Personal information
- Date of birth: 19 March 1982 (age 43)
- Place of birth: Vaduz, Liechtenstein
- Position(s): Midfielder

Senior career*
- Years: Team / Apps / (Gls)
- 2000–2003: FC Vaduz / 20 / (2)
- 2001–2002: → Young Boys (loan) / 1 / (0)
- 2003–2004: Chur 97
- 2004–2011: Eschen Mauren / 65 / (13)
- 2011–2012: Ruggell
- 2013–2015: Buchs
- 2015–2016: Triesen
- 2017: Triesenberg

International career
- 1998–2010: Liechtenstein / 72 / (0)

Managerial career
- 2011–2012: Ruggell (player-coach)

= Ronny Büchel =

Liechtenstein footballer

Ronny Büchel (born 19 March 1982) is a Liechtensteiner former international footballer who last played as a midfielder for FC Triesen, and formerly played for FC Vaduz, Young Boys, FC Chur 97, USV Eschen/Mauren, FC Ruggell and Buchs.

==Career==
===Club career===
Büchel's first big success was the Swiss championship title with the U17 team in Liechtenstein, which takes part in the Swiss Youth Championship. In 2001 he moved to the National League B with FC Vaduz and then switched to the Swiss first division club BSC Young Boys from Bern. In Bern, however, the 19-year-old was unable to break through and moved back to FC Vaduz after only one year. There too, the offensive player was plagued by many injuries and he hardly came into practice, which led him to move to FC Chur 97 in the third Swiss league. There he showed an increasing shape curve after starting difficulties, but nevertheless he moved to the Liechtenstein club USV Eschen-Mauren at the beginning of the 2004/05 season, which played in the fourth Swiss league.

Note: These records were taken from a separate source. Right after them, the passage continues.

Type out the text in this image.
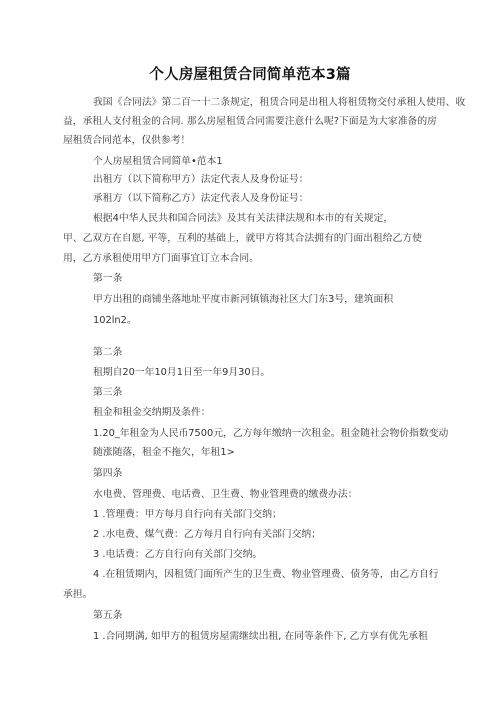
个人房屋租赁合同简单范本3篇
我国《合同法》第二百一十二条规定，租赁合同是出租人将租赁物交付承租人使用、收
益，承租人支付租金的合同. 那么房屋租赁合同需要注意什么呢?下面是为大家准备的房
屋租赁合同范本，仅供参考！
个人房屋租赁合同简单•范本1
出租方（以下简称甲方）法定代表人及身份证号：
承租方（以下简称乙方）法定代表人及身份证号：
根据4中华人民共和国合同法》及其有关法律法规和本市的有关规定，
甲、乙双方在自愿, 平等，互利的基础上，就甲方将其合法拥有的门面出租给乙方使
用，乙方承租使用甲方门面事宜订立本合同。
第一条
甲方出租的商铺坐落地址平度市新河镇镇海社区大门东3号，建筑面积
102ln2。
第二条
租期自20一年10月1日至一年9月30日。
第三条
租金和租金交纳期及条件：
1.20_年租金为人民币7500元，乙方每年缴纳一次租金。租金随社会物价指数变动
随涨随落，租金不拖欠，年租1>
第四条
水电费、管理费、电话费、卫生费、物业管理费的缴费办法：
1 .管理费：甲方每月自行向有关部门交纳；
2 .水电费、煤气费：乙方每月自行向有关部门交纳；
3 .电话费：乙方自行向有关部门交纳。
4 .在租赁期内，因租赁门面所产生的卫生费、物业管理费、债务等，由乙方自行
承担。
第五条
1 .合同期满, 如甲方的租赁房屋需继续出租, 在同等条件下, 乙方享有优先承租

===Coaching and later career===
In the summer 2011 he moved to Liechtenstein club FC Ruggell as a player-coach. He left the club in 2013.

Since 2009, Büchel have had several functions as a coach for the Liechtenstein Football Association (LFV), mainly working with the youth players. In January 2013, he was hired as a chief preformation for LFV and would also coach the U14 national team selection.

In the summer 2013, he joined FC Buchs. He then joined FC Triesen in July 2015.

In 2017 he played for FC Triesenberg.